The Huckashuffle: How to Win S.C. and Michigan

Mike Huckabee courts Christian evangelicals in S.C.; buys TV time in Michigan.

ByABC News
January 9, 2008, 2:06 PM

SPARTANGURG, S.C., Jan. 9, 2008 — -- Former Arkansas Gov. Mike Huckabee talked more about his opposition to abortion in his one 35-minute address to a Southern audience here today than he did in his entire five days in libertarian New Hampshire.

"If you can say the taking of an innocent life isn't wrong, then nothing is wrong," said Huckabee, paraphrasing a famous quotation from Abraham Lincoln about slavery.

Huckabee is polling in first place in South Carolina and expects to win its Jan. 26 GOP primary. "South Carolina is going to be a turning point in this nomination process," Huckabee said, discussing how the support of his fellow evangelicals is important but not the only reason for his success.

"You have to understand, it's not a campaign anymore," he said, "it's a cause."

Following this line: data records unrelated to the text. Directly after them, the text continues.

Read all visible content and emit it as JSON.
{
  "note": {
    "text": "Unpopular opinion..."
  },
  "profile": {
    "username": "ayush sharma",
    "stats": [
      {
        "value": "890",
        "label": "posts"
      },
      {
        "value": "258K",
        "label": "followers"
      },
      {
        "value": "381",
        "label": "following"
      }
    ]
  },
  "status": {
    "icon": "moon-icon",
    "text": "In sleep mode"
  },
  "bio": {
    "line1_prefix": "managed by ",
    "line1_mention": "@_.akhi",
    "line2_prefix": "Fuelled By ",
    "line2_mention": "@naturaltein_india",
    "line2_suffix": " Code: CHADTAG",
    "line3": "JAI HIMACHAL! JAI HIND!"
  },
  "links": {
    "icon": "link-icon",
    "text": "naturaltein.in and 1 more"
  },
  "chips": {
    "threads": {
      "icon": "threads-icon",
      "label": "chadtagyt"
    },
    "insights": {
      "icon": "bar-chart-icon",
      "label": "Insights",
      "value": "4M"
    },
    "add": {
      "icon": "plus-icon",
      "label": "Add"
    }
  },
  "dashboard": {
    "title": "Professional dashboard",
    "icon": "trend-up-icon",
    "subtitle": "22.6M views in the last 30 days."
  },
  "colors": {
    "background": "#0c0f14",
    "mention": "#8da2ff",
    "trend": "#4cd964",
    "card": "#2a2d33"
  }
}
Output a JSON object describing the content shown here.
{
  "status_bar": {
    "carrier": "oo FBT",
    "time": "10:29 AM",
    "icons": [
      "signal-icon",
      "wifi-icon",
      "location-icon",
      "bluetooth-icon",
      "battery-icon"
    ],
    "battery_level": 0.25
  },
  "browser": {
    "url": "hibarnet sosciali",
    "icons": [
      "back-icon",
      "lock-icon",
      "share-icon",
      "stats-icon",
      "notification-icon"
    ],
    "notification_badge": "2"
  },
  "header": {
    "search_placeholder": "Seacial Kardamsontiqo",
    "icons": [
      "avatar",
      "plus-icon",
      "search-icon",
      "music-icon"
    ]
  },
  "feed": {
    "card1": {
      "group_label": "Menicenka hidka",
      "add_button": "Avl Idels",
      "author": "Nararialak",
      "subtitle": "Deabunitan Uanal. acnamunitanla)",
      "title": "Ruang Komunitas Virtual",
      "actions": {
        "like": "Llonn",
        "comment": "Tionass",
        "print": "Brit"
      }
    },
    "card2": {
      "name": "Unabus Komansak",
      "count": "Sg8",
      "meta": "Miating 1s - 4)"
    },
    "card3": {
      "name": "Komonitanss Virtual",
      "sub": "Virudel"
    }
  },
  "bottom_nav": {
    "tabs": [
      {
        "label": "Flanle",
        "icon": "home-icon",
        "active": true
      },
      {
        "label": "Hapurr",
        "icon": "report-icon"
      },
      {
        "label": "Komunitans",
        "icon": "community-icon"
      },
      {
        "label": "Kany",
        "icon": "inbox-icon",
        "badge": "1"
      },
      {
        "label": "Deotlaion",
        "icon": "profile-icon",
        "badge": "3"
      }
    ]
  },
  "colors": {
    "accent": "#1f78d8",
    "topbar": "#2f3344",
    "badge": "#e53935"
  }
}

The crowd of roughly 250 well-wishers who gathered in the ballroom of a local Marriott received him enthusiastically, though before the candidate arrived roughly 50 empty seats were removed so as not to call attention to the lack of fans sitting in them.

While talk was of South Carolina, campaign strategy had turned to the next GOP contest, the Jan. 15 Michigan primary. The Huckabee campaign announced that it had purchased TV time to run ads in the state, where it will face stiff competition from the campaigns of Sen. John McCain, R-Ariz., and former Massachusetts Gov. Mitt Romney, the son of a legendary Michigan governor.

Romney's campaign disclosed today that it had pulled its TV ads from South Carolina and Florida, focusing on the Great Lake State up north.

"They're putting it all on Michigan," said Ed Rollins, national chairman for the Huckabee campaign.

Rollins said of his campaign's decision to compete up north, "I'd never predict we're going to win, but there's an opportunity for us there."

He said there were two groups of voters who would be amenable to Huckabee's message: Evangelicals open to his faith and values, and disaffected former "Reagan Democrats" who helped then-President Ronald Reagan win overwhelmingly in his 1984 re-election campaign, then helmed by Rollins.